What they specialise in
FutureEUAqua (€352,656) addressed climate-resilient organic and conventional European aquaculture, covering welfare, feeding, packaging, and IoT-enabled production monitoring.
AquaIMPACT combined genomic and nutritional innovations to improve feed efficiency in farmed fish, reflecting BGN's industry role in translating research into commercial feeding programmes.
FutureEUAqua included IoT and smart-software as listed keywords, indicating early-stage engagement with digital farm monitoring as a complement to biological expertise.
How they've shifted over time
In their first H2020 engagement (FutureEUAqua, 2018), BGN operated across a broad sustainable aquaculture agenda — covering production systems, IoT, welfare, feeding, socioeconomy, and packaging — essentially contributing to a wide-scope platform project. By 2019 (AquaIMPACT), their involvement narrowed to a sharper, more technically specific focus: genomics, fish nutrition, and the commercial development of genetically superior broodstock across multiple Mediterranean and Atlantic species. The shift is a classic industry partner arc: from general sector participation toward targeted genetic and molecular tools where their proprietary breeding data and commercial operations add the most value.
BGN is moving deeper into precision genomics and multi-species breeding, positioning itself as an industry anchor for consortia that need validated commercial broodstock data alongside academic genomic research.
How they like to work
BGN participates exclusively as a consortium partner — they have never led an H2020 project — which reflects their role as an industry knowledge-holder rather than a research coordinator. Despite a small project footprint (2 projects), they have accumulated 53 unique consortium partners across 15 countries, suggesting they join large, multi-partner Innovation Actions where their commercial breeding data and salmon industry access are the primary contribution. This makes them a high-value but selective collaborator: they bring real-world fish farm access and proprietary genetic databases that few academic partners can replicate.

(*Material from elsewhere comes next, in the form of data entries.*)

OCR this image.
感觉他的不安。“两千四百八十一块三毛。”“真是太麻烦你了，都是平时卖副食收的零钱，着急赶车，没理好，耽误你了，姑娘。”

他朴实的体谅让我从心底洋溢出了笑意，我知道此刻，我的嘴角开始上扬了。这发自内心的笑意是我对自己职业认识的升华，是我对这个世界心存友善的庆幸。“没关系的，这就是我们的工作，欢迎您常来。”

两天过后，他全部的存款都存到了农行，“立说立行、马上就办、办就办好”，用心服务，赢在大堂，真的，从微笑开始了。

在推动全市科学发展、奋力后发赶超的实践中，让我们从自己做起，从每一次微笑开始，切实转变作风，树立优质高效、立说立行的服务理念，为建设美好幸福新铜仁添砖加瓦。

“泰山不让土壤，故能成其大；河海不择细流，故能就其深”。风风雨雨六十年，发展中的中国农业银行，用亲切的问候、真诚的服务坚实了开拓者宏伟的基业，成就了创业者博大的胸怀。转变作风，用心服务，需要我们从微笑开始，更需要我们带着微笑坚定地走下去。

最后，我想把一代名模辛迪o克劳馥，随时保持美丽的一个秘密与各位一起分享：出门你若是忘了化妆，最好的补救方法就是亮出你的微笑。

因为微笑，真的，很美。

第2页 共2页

BGN has worked with 53 distinct partners across 15 countries despite only two projects, indicating they joined broad European aquaculture consortia with wide geographic spread. Their network likely spans Nordic aquaculture nations (Norway, Scotland, Denmark), Southern European sea bass and sea bream producers (Greece, Spain, Italy), and leading marine research institutes.
What sets them apart
BGN is one of very few private genetics companies in Norway with direct H2020 project experience — most European aquaculture genetics IP sits inside large breeding companies that rarely open their data to research consortia. Their participation under the salmobreed.no brand gives them credibility with both Norwegian salmon producers and Southern European sea bream/sea bass farmers, making them unusually useful for pan-European multi-species aquaculture projects. For a consortium that needs commercial validation of genomic tools in live breeding programmes, BGN offers something most universities cannot: access to operational selective breeding pipelines at commercial scale.
Highlights from their portfolio
- FutureEUAquaThe larger of the two projects (€352,656 to BGN alone) and the broadest in scope, covering climate resilience, organic aquaculture, IoT, and welfare across the full European aquaculture value chain — BGN's highest-value EU engagement on record.
- AquaIMPACTDirectly aligns with BGN's core commercial competency — genomic selection for superior farmed fish — spanning four commercially important species and linking genetic improvement to nutritional innovation and profitability metrics.